Quando giunsero sul margine della piantagione di bambù, il legno, spinto da una leggiera brezza che soffiava dal nord-est, navigava lentamente verso l’isola, colla prora volta verso il luogo ove sorgeva la capanna aerea. Ormai non vi era alcun dubbio: l’equipaggio stava per approdare.
— Mille terremoti! — esclamò il marinaio, aggrottando la fronte. — Quelle canaglie hanno scorto la nostra capanna e vengono di certo a distruggerla.
— Noi non sappiamo ancora quali siano le loro intenzioni, Enrico, — disse Albani. — Forse vengono a cercare dell’acqua od a raccogliere del legname per riparare qualche guasto.
— Scorgete quel gruppo di persone a prora?
— Sì, lo vedo.
— Non vi sembrano uomini di colore?
— E per di più dei sulani o dei bughisi, poichè non iscorgo i larghi cappelli di rotang che usano i marinai cinesi.
— Allora sono pirati.
— Aspettiamo, per giudicarli, Enrico.
— Guardate, signore!...
— Che cosa vedi ancora?...
— Due grosse spingarde sul castello e due piccoli cannoni sul cassero. —
Albani aggrottò la fronte.
— Brutto segno, — mormorò. — Un tia-kau-ting armato non può essere montato che dai pirati. —
Il piccolo veliero intanto continuava ad avanzarsi, dritto la piccola cala fiancheggiante la caverna marina, correndo bordate. A prua si vedevano parecchi uomini semi-nudi, dalla tinta oscura, armati di certi moschettoni che dovevano essere di fabbricazione antica, a miccia od a pietra.
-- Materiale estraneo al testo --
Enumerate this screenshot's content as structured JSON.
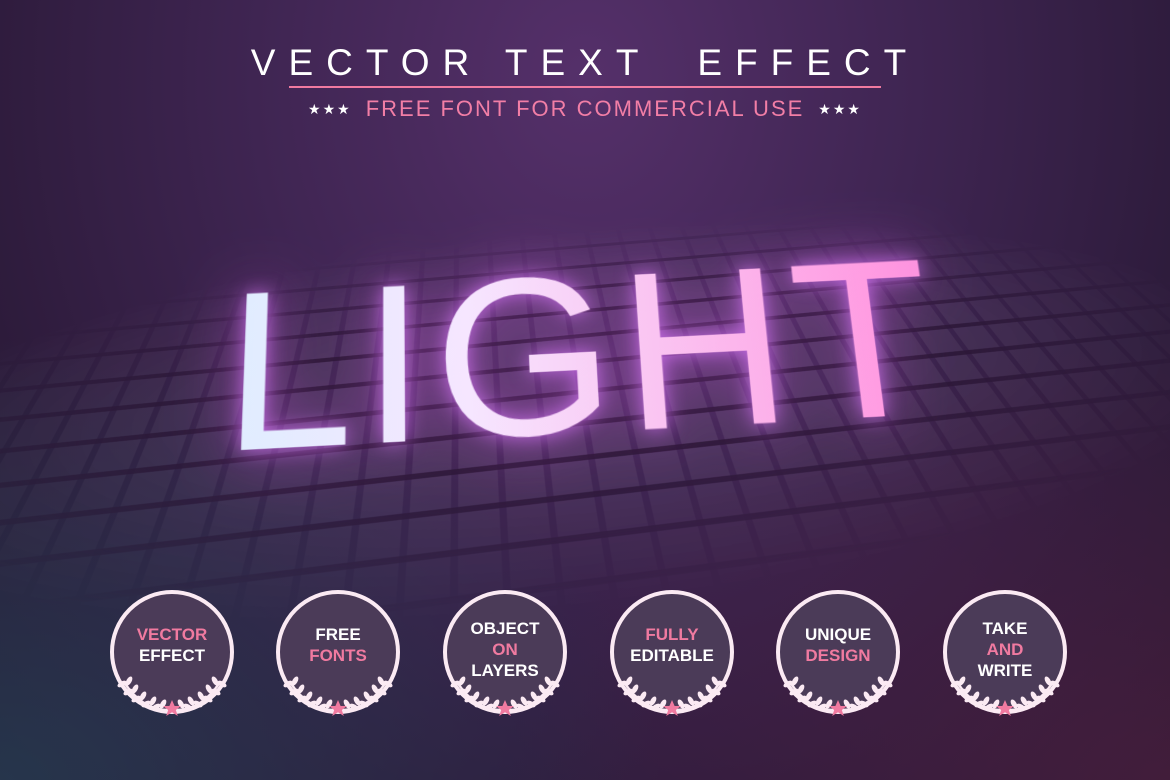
{
  "header": {
    "title": "VECTOR TEXT  EFFECT",
    "subtitle": "FREE FONT FOR COMMERCIAL USE",
    "stars_left": "★★★",
    "stars_right": "★★★"
  },
  "hero": {
    "word": "LIGHT"
  },
  "colors": {
    "accent": "#f07aa0",
    "background": "#3f2552",
    "badge_fill": "#4b3b58"
  },
  "badges": [
    {
      "lines": [
        {
          "text": "VECTOR",
          "accent": true
        },
        {
          "text": "EFFECT",
          "accent": false
        }
      ]
    },
    {
      "lines": [
        {
          "text": "FREE",
          "accent": false
        },
        {
          "text": "FONTS",
          "accent": true
        }
      ]
    },
    {
      "lines": [
        {
          "text": "OBJECT",
          "accent": false
        },
        {
          "text": "ON",
          "accent": true
        },
        {
          "text": "LAYERS",
          "accent": false
        }
      ]
    },
    {
      "lines": [
        {
          "text": "FULLY",
          "accent": true
        },
        {
          "text": "EDITABLE",
          "accent": false
        }
      ]
    },
    {
      "lines": [
        {
          "text": "UNIQUE",
          "accent": false
        },
        {
          "text": "DESIGN",
          "accent": true
        }
      ]
    },
    {
      "lines": [
        {
          "text": "TAKE",
          "accent": false
        },
        {
          "text": "AND",
          "accent": true
        },
        {
          "text": "WRITE",
          "accent": false
        }
      ]
    }
  ]
}
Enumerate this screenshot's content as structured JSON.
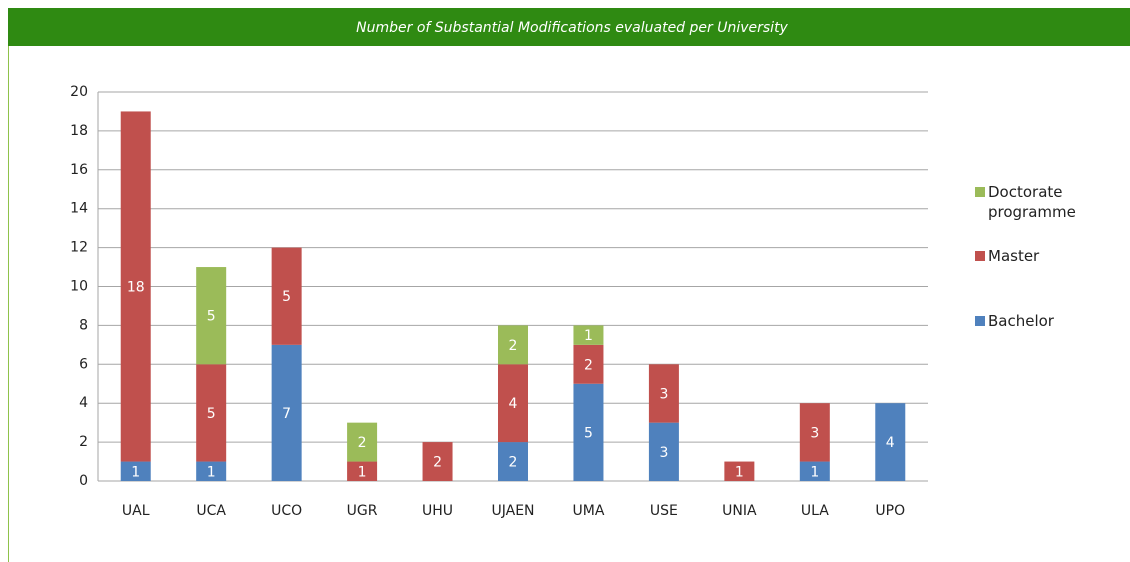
{
  "chart_data": {
    "type": "bar",
    "stacked": true,
    "title": "Number of Substantial Modifications evaluated per University",
    "categories": [
      "UAL",
      "UCA",
      "UCO",
      "UGR",
      "UHU",
      "UJAEN",
      "UMA",
      "USE",
      "UNIA",
      "ULA",
      "UPO"
    ],
    "series": [
      {
        "name": "Bachelor",
        "color": "#4f81bd",
        "values": [
          1,
          1,
          7,
          null,
          null,
          2,
          5,
          3,
          null,
          1,
          4
        ]
      },
      {
        "name": "Master",
        "color": "#c0504d",
        "values": [
          18,
          5,
          5,
          1,
          2,
          4,
          2,
          3,
          1,
          3,
          null
        ]
      },
      {
        "name": "Doctorate programme",
        "color": "#9bbb59",
        "values": [
          null,
          5,
          null,
          2,
          null,
          2,
          1,
          null,
          null,
          null,
          null
        ]
      }
    ],
    "ylim": [
      0,
      20
    ],
    "yticks": [
      0,
      2,
      4,
      6,
      8,
      10,
      12,
      14,
      16,
      18,
      20
    ],
    "grid": true,
    "legend": "right"
  }
}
A poppa se ne vedevano altri raggruppati dietro ai due piccoli pezzi d’artiglieria, come se non attendessero che un comando per farli tuonare contro la capanna aerea. Giunto a trecento metri dalla spiaggia, il tia-kau-ting si mise in panna. Una scialuppa venne calata in acqua, e dieci uomini armati di moschetti vi presero posto ed arrancarono verso la piccola cala, procedendo però con precauzione, come se temessero qualche insidia o qualche scarica improvvisa.
Quegli individui erano tutti di statura alta, bene conformati, di carnagione rossastra, col viso un po’ piatto, ma colle ossa delle gote assai sporgenti, il naso diritto e cogli occhi nerissimi come i loro capelli, ma un po’ obliqui.
Le loro vesti consistevano in una semplice camicia che scendeva fino alle ginocchia ed in una larga cintura sostenente certi sciaboloni colla punta a doccia, somiglianti ai parangs dei bornesi.
In pochi minuti la scialuppa approdò ed otto uomini sbarcarono, dirigendosi silenziosamente verso la capanna aerea.
Il marinaio ed il signor Albani, nascosti fra i folti bambù, non li perdevano d’occhio. Entrambi però parevano in preda a una viva commozione, temendo di veder distruggere la loro casa alla quale ormai si erano tanto affezionati.
— Se me la guastano, guai a loro, — disse Enrico, cacciando risolutamente una freccia avvelenata nella cerbottana.